Arrow-right Camera
The Spokesman-Review Newspaper
Spokane, Washington  Est. May 19, 1883

Court dismisses challenge to closed meetings

Bob Fick Associated Press

BOISE – Idaho media outlets have lost the first round in their battle to block the state Legislature from closing its committee meetings whenever it sees fit.

A 4th District judge dismissed the Idaho Press Club’s challenge to those closed meetings. But media leaders had said earlier they would appeal if they lost, and they have the backing of at least some voters.

Judge Kathryn Sticklen held that the framers of the state constitution intended only that the sessions of the full House and Senate, where a majority of each body is present, had to be open to the public at all times under the provision that requires the “business of each house” must be conducted in the open.

“Standing, select and other committees do not constitute a majority of either house, and therefore they cannot conduct any ‘business,’ ” Sticklen wrote in the 10-page opinion, released by lawmakers on Friday.

Idaho Press Club President Mark Browning said Sticklen’s decision only began the debate.

“Ultimately we were going to end up in the Supreme Court no matter who landed the first blow,” Browning said. “This is something that is fundamentally essential to what we do. We’re in it for the long haul.”

There are voters who think the judge is wrong, too. As far as they’re concerned, the people they elect to the Statehouse should live by the same rules they imposed on officials at every other level of government in Idaho when they passed the open meetings law in 1974.

“It’s the fox guarding the henhouse,” Boise real estate developer Tim Day says. “Somebody’s water right might be taken away without their knowledge. Somebody’s taxes might get raised without their knowledge.”

Spurred by a spate of closed committee meetings during the 2003 legislative session, the Press Club – a consortium of Idaho newspaper, radio and television outlets – went to court last May to determine what the framers of the constitution intended when they wrote that “the business of each house … shall be transacted openly and not in secret session.”

Much of the activity during legislative sessions involves the arcane, the routine, the downright boring – usually drawing only the lawmakers themselves along with a handful of journalists and special interest lobbyists.

But because high-profile issues are often sprinkled among the minutiae, the public should pay attention – and should have access to – all of it, said Jack Van Valkenburgh of the Idaho chapter of the American Civil Liberties Union.
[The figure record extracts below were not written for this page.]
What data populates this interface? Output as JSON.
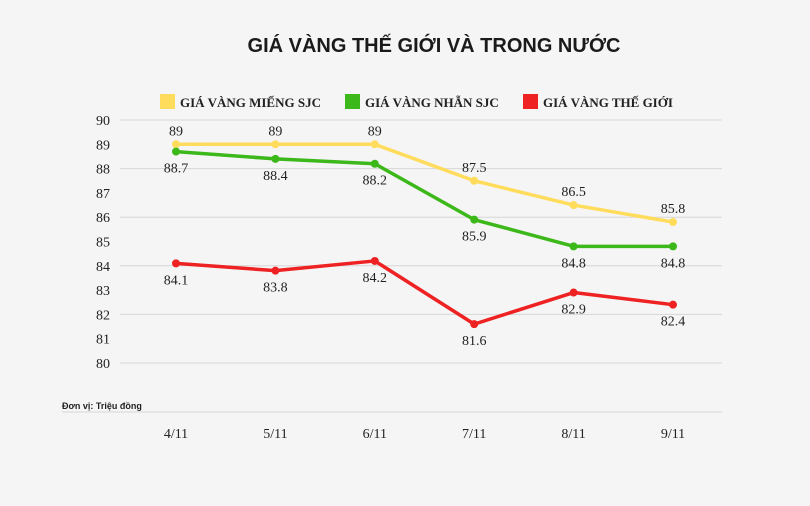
{
  "chart_data": {
    "type": "line",
    "title": "GIÁ VÀNG THẾ GIỚI VÀ TRONG NƯỚC",
    "unit_note": "Đơn vị: Triệu đồng",
    "categories": [
      "4/11",
      "5/11",
      "6/11",
      "7/11",
      "8/11",
      "9/11"
    ],
    "ylim": [
      80,
      90
    ],
    "yticks": [
      "80",
      "81",
      "82",
      "83",
      "84",
      "85",
      "86",
      "87",
      "88",
      "89",
      "90"
    ],
    "grid": true,
    "legend_position": "top",
    "series": [
      {
        "name": "GIÁ VÀNG MIẾNG SJC",
        "color": "#ffdc5c",
        "values": [
          89,
          89,
          89,
          87.5,
          86.5,
          85.8
        ],
        "labels": [
          "89",
          "89",
          "89",
          "87.5",
          "86.5",
          "85.8"
        ],
        "label_side": "above"
      },
      {
        "name": "GIÁ VÀNG NHẪN SJC",
        "color": "#3cb81a",
        "values": [
          88.7,
          88.4,
          88.2,
          85.9,
          84.8,
          84.8
        ],
        "labels": [
          "88.7",
          "88.4",
          "88.2",
          "85.9",
          "84.8",
          "84.8"
        ],
        "label_side": "below"
      },
      {
        "name": "GIÁ VÀNG THẾ GIỚI",
        "color": "#ee2222",
        "values": [
          84.1,
          83.8,
          84.2,
          81.6,
          82.9,
          82.4
        ],
        "labels": [
          "84.1",
          "83.8",
          "84.2",
          "81.6",
          "82.9",
          "82.4"
        ],
        "label_side": "below"
      }
    ]
  }
}
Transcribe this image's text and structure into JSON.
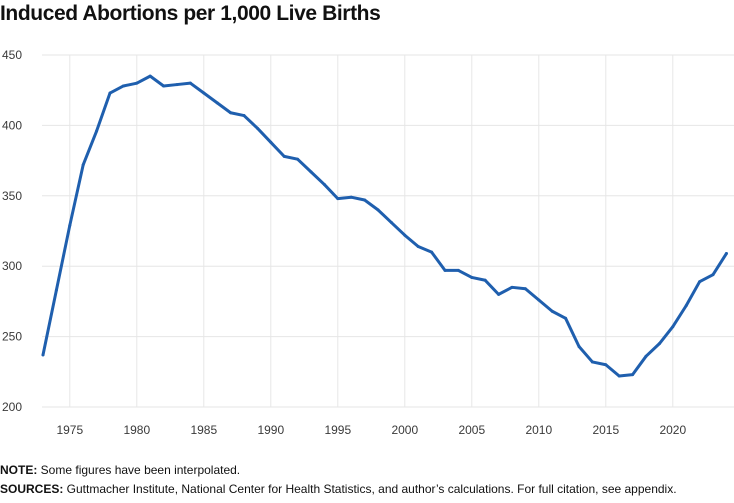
{
  "title": "Induced Abortions per 1,000 Live Births",
  "note_label": "NOTE:",
  "note_text": " Some figures have been interpolated.",
  "sources_label": "SOURCES:",
  "sources_text": " Guttmacher Institute, National Center for Health Statistics, and author’s calculations. For full citation, see appendix.",
  "colors": {
    "line": "#1f5fae",
    "grid": "#e6e6e6",
    "text": "#111111"
  },
  "chart_data": {
    "type": "line",
    "title": "Induced Abortions per 1,000 Live Births",
    "xlabel": "",
    "ylabel": "",
    "xlim": [
      1973,
      2024
    ],
    "ylim": [
      200,
      450
    ],
    "grid": true,
    "x_ticks": [
      1975,
      1980,
      1985,
      1990,
      1995,
      2000,
      2005,
      2010,
      2015,
      2020
    ],
    "y_ticks": [
      200,
      250,
      300,
      350,
      400,
      450
    ],
    "series": [
      {
        "x": [
          1973,
          1974,
          1975,
          1976,
          1977,
          1978,
          1979,
          1980,
          1981,
          1982,
          1983,
          1984,
          1985,
          1986,
          1987,
          1988,
          1989,
          1990,
          1991,
          1992,
          1993,
          1994,
          1995,
          1996,
          1997,
          1998,
          1999,
          2000,
          2001,
          2002,
          2003,
          2004,
          2005,
          2006,
          2007,
          2008,
          2009,
          2010,
          2011,
          2012,
          2013,
          2014,
          2015,
          2016,
          2017,
          2018,
          2019,
          2020,
          2021,
          2022,
          2023,
          2024
        ],
        "y": [
          237,
          283,
          329,
          372,
          396,
          423,
          428,
          430,
          435,
          428,
          429,
          430,
          423,
          416,
          409,
          407,
          398,
          388,
          378,
          376,
          367,
          358,
          348,
          349,
          347,
          340,
          331,
          322,
          314,
          310,
          297,
          297,
          292,
          290,
          280,
          285,
          284,
          276,
          268,
          263,
          243,
          232,
          230,
          222,
          223,
          236,
          245,
          257,
          272,
          289,
          294,
          309
        ]
      }
    ]
  }
}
“Your challenge is to get everybody to care about democracy and understand that politics is democracy in action,” Van Valkenburgh said. “People don’t understand about politics until they understand that they just got screwed somehow.”

The constitution became the media group’s focus since the Legislature has adopted the legal principle that the operating procedures of each chamber are subject only to constitutional restrictions, not state law. Lawmakers contend that as a separate branch of government, their rules trump all.

Those rules allow closed committee meetings for any reason as long as two-thirds of the committee members approve, but they are rarely invoked.

Since 1990, of the thousands of committee meetings held in the Capitol, only six have been closed.

But five of those occurred in 2003 and prompted media leaders to act before a trend could take hold. Three involved briefings on court cases that were still in progress. The fourth was closed so environmental regulators could discuss the vulnerability of drinking water systems to terrorism, and the fifth covered procedures that would be used to consider tax increase bills in 2003.

“Anytime you put any kind of element of secrecy or exclusiveness in something, there’s an inherent feeling of distrust there,” said Browning, news anchor at KPVI-TV in Pocatello.

Section 12 of the Idaho Constitution says “the business of each house, and of the committee of the whole shall be transacted openly and not in secret session.”

Browning says the constitution’s reference to “business” means what it says, and the vast majority of legislative decisions are made by committee. In most cases, those decisions are simply ratified by the full House and Senate.

Senate Republican Floor Leader Bart Davis, an Idaho Falls attorney who unsuccessfully sought a vacant seat on the state Supreme Court two years ago, has been a willing front man in defending the legislative right to close those meetings.

The constitution, he argues, applies only to the sessions of the full House and Senate, not their committees.

That argument is common in statehouses across the nation.

All 50 states have open meetings laws, but the laws in at least 17 states don’t cover legislative committees, and efforts in several to remove that exemption have repeatedly failed.

The fact that meetings often draw only journalists and lobbyists doesn’t make it any less important they be kept open, real estate developer Day says.

“We can’t be there,” Day says. “But as voters, these are the people we elect and they should be accountable, and we should have a right to hear what they’re saying.”

There may be some wiggle room among legislators.

Davis and House Speaker Bruce Newcomb agree the current rules allowing any meetings to be closed are too broad.

While they both want to preserve the Legislature’s right to make its own operating rules, each said the ability to close a committee meeting should be limited to discussion of lawsuits involving the Legislature.

In addition to lawsuits, state law allows closed sessions for personnel matters, labor and trade negotiations, land transactions and consideration of records that are not public.

On those issues, Davis said, or “anything else, in my opinion, the door should be open and the citizens of the state of Idaho are welcome to attend.”